Due appuntamenti in diretta video con gli amici, in Primaria ci si allena all’e-learning

Qualcuno ascolta per la prima volta la fiaba del ‘Mago di Oz’ nell’audio preparato dal maestro Andrea. Altri fanno le prove, con le mamme al fianco, per imparare ad usare il loro mini-tablet. Altri, semplicemente, giocano e chiacchierano felici con la maestra Diana, abile a tenerli desti nel collegamento video.

Sono così, naturalmente belli, i piccoli alunni della Primaria della Frassati che stanno iniziando la loro avventura nel mondo della forzata ‘scuola a distanza’ imposta dall’emergenza sanitaria. E mostrano un gran desiderio di raccontare come vivono e cosa fanno nella nuova dimensione a chi, come i loro maestri, rappresenta un punto di riferimento forte e positivo.

“Abbiamo raccolto tutto questo durante la prima settimana in cui ci siamo affacciati nelle loro case – racconta la Coordinatrice Elena Fumagalli – insieme al piacere enorme di rivederli. Ora rafforziamo la proposta alle famiglie nella convinzione che i videocollegamenti e i materiali on line che mettiamo a disposizione ai bambini sono necessari non solo per la continuità della didattica ma anche per tenere vivo il rapporto con loro. La nostra presenza e l’attenzione nei loro confronti che normalmente passano attraverso le lezioni d’aula non possono cedere alla brutalità dell’interruzione forzata. La cura dell’aspetto relazionale non è meno importante di quello formativo”.

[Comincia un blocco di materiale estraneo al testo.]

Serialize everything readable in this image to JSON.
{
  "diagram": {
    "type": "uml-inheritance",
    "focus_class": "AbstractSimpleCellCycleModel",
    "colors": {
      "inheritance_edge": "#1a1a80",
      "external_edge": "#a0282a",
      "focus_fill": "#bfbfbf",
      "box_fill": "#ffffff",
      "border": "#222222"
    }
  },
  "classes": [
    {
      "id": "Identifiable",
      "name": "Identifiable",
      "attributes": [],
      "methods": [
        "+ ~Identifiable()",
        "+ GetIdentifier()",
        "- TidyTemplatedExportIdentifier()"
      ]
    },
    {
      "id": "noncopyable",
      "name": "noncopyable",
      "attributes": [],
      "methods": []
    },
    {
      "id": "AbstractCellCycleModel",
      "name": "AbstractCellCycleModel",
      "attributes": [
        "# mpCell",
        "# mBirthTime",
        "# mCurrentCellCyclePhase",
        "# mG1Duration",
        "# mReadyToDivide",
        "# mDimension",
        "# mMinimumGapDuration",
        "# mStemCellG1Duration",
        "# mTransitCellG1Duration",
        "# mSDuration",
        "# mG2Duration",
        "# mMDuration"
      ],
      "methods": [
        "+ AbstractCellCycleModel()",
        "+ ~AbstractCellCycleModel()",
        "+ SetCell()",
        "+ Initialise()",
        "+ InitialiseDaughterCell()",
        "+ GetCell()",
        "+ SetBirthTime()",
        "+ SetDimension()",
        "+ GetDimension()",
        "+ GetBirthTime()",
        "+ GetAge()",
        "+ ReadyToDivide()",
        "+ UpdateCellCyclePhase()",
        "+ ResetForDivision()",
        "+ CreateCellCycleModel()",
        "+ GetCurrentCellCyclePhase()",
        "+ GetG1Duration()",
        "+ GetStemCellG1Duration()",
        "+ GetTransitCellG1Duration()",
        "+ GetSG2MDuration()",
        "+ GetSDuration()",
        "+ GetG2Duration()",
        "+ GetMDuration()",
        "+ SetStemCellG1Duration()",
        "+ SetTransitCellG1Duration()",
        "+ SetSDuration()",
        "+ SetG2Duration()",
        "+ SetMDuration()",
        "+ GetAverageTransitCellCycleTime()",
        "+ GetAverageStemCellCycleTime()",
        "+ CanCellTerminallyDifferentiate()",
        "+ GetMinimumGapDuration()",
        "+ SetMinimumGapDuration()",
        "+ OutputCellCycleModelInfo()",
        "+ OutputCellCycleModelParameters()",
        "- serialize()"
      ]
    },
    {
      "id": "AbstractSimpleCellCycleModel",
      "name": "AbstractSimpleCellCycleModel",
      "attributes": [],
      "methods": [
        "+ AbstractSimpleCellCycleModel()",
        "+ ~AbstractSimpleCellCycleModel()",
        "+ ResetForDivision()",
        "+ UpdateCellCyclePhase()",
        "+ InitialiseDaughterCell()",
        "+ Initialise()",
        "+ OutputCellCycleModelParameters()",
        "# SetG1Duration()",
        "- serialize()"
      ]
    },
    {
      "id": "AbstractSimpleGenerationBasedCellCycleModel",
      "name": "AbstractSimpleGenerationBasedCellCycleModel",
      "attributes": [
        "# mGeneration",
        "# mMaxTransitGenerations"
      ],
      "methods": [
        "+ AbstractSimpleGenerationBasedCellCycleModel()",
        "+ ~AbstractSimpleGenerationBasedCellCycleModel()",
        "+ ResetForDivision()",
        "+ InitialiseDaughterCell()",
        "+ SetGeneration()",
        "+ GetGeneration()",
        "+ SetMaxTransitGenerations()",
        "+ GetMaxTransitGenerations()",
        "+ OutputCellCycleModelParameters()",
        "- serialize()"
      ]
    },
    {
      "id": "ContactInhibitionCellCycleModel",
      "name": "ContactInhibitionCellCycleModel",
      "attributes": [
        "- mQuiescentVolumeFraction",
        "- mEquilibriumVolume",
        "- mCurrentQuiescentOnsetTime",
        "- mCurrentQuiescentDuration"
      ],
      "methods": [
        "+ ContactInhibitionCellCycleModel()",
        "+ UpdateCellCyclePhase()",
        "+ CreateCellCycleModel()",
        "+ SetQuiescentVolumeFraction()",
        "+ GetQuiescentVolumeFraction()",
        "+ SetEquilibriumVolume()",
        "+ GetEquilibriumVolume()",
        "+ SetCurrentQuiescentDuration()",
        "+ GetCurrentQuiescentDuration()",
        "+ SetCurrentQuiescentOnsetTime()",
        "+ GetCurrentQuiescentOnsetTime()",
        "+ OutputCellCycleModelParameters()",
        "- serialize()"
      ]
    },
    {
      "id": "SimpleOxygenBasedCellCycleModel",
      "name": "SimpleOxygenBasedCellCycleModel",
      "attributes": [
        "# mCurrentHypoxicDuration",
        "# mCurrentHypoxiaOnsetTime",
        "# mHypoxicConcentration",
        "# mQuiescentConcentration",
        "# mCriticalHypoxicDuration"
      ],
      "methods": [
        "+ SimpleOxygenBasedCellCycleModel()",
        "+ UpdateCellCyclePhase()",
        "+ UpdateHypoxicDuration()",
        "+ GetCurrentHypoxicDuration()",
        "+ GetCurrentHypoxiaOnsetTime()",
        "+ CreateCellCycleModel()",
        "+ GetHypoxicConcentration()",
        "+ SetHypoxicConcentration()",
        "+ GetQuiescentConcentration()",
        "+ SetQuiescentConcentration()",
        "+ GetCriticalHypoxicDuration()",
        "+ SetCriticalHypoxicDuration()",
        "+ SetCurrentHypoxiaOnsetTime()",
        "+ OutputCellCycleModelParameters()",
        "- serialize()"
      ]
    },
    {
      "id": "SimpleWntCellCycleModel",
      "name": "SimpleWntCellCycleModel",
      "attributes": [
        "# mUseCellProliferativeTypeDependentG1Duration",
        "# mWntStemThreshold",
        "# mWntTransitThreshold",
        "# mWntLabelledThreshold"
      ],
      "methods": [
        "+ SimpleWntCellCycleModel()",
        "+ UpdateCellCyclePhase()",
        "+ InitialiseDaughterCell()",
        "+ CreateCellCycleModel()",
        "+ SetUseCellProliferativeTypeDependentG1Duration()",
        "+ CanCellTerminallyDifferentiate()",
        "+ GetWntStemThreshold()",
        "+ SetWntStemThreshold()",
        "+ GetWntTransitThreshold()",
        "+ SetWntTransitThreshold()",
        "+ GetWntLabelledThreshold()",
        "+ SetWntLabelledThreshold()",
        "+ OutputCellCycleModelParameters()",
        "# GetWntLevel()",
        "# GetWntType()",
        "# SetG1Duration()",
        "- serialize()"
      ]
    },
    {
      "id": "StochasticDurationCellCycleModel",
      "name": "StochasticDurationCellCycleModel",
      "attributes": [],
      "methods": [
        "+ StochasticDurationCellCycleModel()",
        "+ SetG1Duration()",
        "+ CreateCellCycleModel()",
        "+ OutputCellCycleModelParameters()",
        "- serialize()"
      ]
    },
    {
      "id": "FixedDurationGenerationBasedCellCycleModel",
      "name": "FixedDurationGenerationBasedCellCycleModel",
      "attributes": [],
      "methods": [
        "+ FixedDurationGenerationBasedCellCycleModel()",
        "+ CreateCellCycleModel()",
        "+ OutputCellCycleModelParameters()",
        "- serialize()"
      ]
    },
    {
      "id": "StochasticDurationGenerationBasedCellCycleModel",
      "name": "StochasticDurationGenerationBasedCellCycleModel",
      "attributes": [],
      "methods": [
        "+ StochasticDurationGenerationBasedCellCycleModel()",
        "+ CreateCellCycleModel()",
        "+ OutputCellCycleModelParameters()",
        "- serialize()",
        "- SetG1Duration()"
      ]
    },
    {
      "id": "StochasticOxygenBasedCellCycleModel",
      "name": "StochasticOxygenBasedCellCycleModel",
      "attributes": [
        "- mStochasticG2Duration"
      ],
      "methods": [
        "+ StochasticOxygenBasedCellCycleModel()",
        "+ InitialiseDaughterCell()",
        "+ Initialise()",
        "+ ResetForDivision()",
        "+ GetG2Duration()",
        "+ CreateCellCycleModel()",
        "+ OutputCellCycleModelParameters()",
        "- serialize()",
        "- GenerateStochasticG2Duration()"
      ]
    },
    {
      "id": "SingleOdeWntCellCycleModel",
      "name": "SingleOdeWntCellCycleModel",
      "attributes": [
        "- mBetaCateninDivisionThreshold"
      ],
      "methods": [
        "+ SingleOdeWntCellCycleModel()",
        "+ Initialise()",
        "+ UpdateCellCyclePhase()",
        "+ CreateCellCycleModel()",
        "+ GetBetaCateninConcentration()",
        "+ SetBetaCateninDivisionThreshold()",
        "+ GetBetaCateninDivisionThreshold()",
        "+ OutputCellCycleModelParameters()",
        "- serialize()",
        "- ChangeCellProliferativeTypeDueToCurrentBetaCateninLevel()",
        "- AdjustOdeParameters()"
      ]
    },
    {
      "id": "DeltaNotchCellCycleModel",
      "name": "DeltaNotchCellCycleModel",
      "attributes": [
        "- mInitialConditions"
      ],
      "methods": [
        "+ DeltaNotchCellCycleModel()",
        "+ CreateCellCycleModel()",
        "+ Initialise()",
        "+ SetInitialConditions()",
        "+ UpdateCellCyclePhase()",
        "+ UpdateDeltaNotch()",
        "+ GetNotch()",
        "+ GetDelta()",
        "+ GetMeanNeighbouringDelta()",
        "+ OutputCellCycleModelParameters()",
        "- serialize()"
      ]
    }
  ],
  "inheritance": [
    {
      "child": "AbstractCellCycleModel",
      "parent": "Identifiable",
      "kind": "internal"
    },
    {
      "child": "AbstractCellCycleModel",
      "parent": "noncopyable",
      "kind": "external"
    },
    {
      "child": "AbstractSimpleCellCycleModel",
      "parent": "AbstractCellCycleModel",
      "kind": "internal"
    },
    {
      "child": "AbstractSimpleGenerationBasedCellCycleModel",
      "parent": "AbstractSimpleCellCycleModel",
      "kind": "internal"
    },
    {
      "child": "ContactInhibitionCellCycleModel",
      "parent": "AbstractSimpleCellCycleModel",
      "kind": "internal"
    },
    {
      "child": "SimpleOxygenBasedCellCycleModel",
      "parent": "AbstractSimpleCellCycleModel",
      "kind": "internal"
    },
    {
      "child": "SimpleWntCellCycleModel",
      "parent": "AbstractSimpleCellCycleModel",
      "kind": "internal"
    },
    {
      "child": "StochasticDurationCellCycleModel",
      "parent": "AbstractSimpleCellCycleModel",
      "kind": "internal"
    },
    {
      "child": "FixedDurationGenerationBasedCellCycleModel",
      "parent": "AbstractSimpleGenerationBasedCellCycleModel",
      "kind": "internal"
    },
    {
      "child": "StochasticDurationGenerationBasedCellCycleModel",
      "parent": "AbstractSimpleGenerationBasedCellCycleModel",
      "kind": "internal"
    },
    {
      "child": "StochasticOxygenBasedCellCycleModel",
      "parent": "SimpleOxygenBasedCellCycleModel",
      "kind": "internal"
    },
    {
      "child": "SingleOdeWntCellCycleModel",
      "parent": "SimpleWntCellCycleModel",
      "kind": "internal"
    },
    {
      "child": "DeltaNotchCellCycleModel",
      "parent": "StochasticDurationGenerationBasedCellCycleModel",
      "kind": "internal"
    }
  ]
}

Un doppio binario, educativo e relazionale, che sta diventando stabile e dunque necessita di una programmazione almeno nel medio periodo. E’ in tale direzione che la Primaria proporrà a partire da lunedi 23 marzo due appuntamenti di circa 30-40 minuti ciascuno, in videoconferenza, ai propri alunni, con la registrazione della lezione per le famiglie che, per svariati motivi, non potessero assistere i figli negli orari stabiliti della diretta.

“Nei lavori di interclasse – continua Fumagalli – concordiamo nel ritenere di grande valore favorire il ritrovo on line per i bambini, che altrimenti in questa fase di vita avrebbero quali unici riferimenti gli adulti della famiglia. E’ invece decisivo per loro, oltre alle attività proposte, continuare a incontrare gli amici della classe, seppure in una nuova modalità”.

Che in realtà rappresenta, a guardarla da un altro punto di vista, un’occasione straordinaria per tutti gli alunni e la scuola stessa. Le tecnologie informatiche a disposizione consentono infatti di affrontare il momento non in modo passivo, ma lanciando lo sguardo su tre grandi opportunità per gli alunni: imparare insieme, ri-consegnare un ordine alle giornate e mantenere le relazioni con i pari. Questioni vitali per loro, ma altrettanto forti motivazioni per i docenti.

Continuare ad essere comunità educante, insieme. Genitori e insegnanti.

E’ la grande sfida della Primaria Frassati per contrastare le paure e i deserti che minacciano oggi la tenuta psicologica delle persone e la prosecuzione dell’anno scolastico.